Es ist wieder so weit, für dieses Wochenende ist bei Sarah Sonntag der Notdienst mit rotem Stift im Kalender eingetragen. Die Woche über war ganz schön was los in der Apotheke, denn die Erkältungszeit hat bereits begonnen und auch die Rückrufe von Ranitidin sorgten für Trubel. Diese werden sie auch im Notdienst noch begleiten.
„Da war ja wieder was los diese Woche“, seufzt Fantaschale Max, als Sarah die Apotheke betritt. Sarah verdreht die Augen und schüttelt den Kopf – das Theater um die neuen Verunreinigungen mit NDMA hatte sie die ganzen Tage schon beschäftigt und auch zu Hause war es Thema Nummer 1. Ihr Mann hatte sie noch während der Arbeitszeit angerufen und gefragt, was denn los sei. Er hatte die Neuigkeiten im Internet gelesen und sich Sorgen um seine Mutter gemacht, die das Medikament verblistert bekommt.
Sarah hatte ihn auf den aktuellen Stand gebracht und ihm erzählt, dass bereits alle betroffenen Arzneimittel aus der Blisterabteilung entfernt wurden und man auch schon Rücksprache mit den behandelnden Ärzten gehalten habe – eine stundenlange Arbeit.
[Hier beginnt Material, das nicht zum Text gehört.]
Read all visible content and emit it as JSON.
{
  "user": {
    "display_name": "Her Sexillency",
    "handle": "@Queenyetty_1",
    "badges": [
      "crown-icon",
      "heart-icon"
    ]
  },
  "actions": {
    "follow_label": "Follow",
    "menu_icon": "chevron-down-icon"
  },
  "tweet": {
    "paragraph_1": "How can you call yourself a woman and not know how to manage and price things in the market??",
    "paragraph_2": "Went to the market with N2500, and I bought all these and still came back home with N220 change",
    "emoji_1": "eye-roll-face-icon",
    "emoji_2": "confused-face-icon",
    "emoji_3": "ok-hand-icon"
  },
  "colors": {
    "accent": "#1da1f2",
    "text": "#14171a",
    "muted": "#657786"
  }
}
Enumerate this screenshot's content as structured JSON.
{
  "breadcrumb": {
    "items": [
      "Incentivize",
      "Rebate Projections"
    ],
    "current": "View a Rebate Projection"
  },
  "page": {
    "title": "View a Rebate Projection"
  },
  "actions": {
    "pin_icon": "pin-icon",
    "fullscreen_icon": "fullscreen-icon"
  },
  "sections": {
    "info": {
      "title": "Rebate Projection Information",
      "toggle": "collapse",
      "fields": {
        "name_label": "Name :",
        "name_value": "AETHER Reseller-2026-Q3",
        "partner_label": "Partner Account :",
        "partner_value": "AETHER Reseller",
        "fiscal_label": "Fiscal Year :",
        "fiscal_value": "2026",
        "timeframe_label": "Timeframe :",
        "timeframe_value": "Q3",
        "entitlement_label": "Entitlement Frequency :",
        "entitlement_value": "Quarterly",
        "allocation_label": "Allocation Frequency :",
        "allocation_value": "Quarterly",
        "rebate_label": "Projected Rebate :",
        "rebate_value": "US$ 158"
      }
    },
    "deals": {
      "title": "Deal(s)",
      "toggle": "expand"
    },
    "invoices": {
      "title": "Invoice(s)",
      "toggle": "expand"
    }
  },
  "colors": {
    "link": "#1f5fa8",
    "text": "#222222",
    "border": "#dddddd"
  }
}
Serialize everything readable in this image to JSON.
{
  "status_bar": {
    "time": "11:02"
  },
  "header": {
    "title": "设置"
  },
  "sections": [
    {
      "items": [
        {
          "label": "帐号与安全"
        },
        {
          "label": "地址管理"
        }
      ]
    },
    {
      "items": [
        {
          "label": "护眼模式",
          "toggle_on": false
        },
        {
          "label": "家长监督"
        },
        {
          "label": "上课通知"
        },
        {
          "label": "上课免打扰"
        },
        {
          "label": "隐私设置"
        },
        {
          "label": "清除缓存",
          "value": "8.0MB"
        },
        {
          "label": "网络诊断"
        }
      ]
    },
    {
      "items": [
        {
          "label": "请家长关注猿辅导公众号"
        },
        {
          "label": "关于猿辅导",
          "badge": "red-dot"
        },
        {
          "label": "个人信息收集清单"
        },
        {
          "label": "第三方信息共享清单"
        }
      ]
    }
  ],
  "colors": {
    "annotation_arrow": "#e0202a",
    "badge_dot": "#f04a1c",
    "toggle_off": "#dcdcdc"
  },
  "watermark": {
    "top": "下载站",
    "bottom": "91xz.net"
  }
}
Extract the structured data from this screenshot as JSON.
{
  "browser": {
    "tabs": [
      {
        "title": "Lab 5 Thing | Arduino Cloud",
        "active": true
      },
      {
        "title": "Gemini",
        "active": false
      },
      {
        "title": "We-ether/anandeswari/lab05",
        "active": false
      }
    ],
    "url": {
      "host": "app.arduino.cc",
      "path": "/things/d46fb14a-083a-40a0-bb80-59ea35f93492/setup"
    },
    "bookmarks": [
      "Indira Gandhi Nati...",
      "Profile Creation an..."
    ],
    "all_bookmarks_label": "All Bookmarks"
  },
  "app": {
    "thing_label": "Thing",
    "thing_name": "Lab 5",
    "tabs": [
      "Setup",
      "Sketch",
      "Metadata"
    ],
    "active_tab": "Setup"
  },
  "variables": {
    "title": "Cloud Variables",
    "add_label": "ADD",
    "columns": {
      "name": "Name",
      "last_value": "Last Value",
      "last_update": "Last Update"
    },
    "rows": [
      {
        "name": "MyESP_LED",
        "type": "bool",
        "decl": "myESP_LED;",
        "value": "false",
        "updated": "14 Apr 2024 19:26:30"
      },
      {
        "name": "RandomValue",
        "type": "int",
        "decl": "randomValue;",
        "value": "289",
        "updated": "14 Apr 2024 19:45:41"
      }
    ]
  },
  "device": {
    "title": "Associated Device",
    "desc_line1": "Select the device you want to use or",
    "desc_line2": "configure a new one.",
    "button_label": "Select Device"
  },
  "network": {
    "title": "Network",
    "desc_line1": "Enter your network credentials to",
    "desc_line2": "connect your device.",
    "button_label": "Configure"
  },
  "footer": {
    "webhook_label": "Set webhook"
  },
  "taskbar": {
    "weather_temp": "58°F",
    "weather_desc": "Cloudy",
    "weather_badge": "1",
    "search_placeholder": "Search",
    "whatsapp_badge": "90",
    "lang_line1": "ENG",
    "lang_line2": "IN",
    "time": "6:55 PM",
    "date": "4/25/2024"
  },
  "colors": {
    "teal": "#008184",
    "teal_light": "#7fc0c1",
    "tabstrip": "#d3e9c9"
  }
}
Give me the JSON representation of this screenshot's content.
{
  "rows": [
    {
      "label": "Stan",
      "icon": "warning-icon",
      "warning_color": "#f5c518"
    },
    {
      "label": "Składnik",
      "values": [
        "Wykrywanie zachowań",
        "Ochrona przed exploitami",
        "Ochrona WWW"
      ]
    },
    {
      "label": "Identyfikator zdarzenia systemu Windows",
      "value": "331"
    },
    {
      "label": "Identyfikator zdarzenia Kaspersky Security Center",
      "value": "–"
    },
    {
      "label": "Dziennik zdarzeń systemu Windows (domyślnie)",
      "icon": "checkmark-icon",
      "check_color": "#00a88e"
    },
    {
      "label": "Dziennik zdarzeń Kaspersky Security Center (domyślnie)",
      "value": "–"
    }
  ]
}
Zum Glück erhalten nicht so viele Patienten den Wirkstoff, beim Valsartan-Skandal hatte es wesentlich mehr getroffen. Auch der Aufwand, die Kunden zu informieren und alle umzustellen, war ein größerer. Dennoch ist die aktuelle Situation nicht weniger ärgerlich.
Nach einigen erkälteten Kunden und Patienten aus der Notfallpraxis in der Nähe klingelt das Telefon. Ein Stammkunde ist am anderen Ende: Herr Schwarz hat Sorge um seine Medikation. „Da sind doch krebserregende Magenmittel im Umlauf, ich nehme das Omeprazol, ist das auch gefährlich?“, fragt er ruppig. Sarah erklärt ihm den Sachverhalt. Dabei wird klar, dass seine Frau – welche keine Kundenkarte besitzt und daher nicht von der Apotheke informiert wurde – den Wirkstoff regelmäßig einnimmt.
„Jaja, erst dieses Blutdruckzeug und nun schon wieder was Neues – sie kriegen uns schon kaputt!“, sagt er wütend. Sarah erklärt ihm, dass es zunächst nur eine Vorsichtsmaßnahme sei und dass seine Frau am Montag Rücksprache mit ihrem Arzt halten solle. Doch Herr Schwarz ist nicht zu beruhigen: „Da nimmt man jahrelang ein Medikament und dann schadet das mehr als es hilft!“, sagt er und legt auf. Sarah seufzt und atmet tief durch. Herr Schwarz ist nicht der erste, der seine Wut gegen das Apothekenpersonal richtet. Mehrmals täglich musste sie sich solche oder ähnliche Vorwürfe in der vergangenen Woche anhören. „Dabei können wir hinter dem HV-Tisch doch am wenigsten dafür – eigentlich wollen wir nur helfen“, sagt sie niedergeschlagen zu Max.
Als später die Notdienstklingel geht, steht eine ältere Dame vor der Tür. Sie hält verschiedene Medikamentenschachteln in der Hand und ist sichtlich beunruhigt. „Ich muss sie etwas fragen“, erklärt die gebrechliche Dame. Unbeholfen reicht sie Sarah die Schachteln. „Ich habe im Radio gehört, dass Medikamente zurück müssen“, sagt sie. „Ich konnte nicht verstehen, was da genau passiert ist, deshalb wollte ich mal nachfragen und habe alles mitgebracht – sie sind doch die Fachfrau.“
Sarah schaut sich die Arzneimittel der älteren Frau an, allerdings scheint sie kein Ranitidin einzunehmen. Sarah erklärt ihr, dass nur ein bestimmter Wirkstoff betroffen sei und sie diesen nicht einnehme. „Es ist alles in Ordnung mit ihren Medikamenten, sie brauchen keine Sorge zu haben.“ Die Frau ist sichtlich erleichtert, denn sie war mit der Situation komplett überfordert und wusste sich keinen anderen Rat, als die Apothekerin zu fragen. „Das war richtig so, dafür sind wir da“, erklärt Sarah.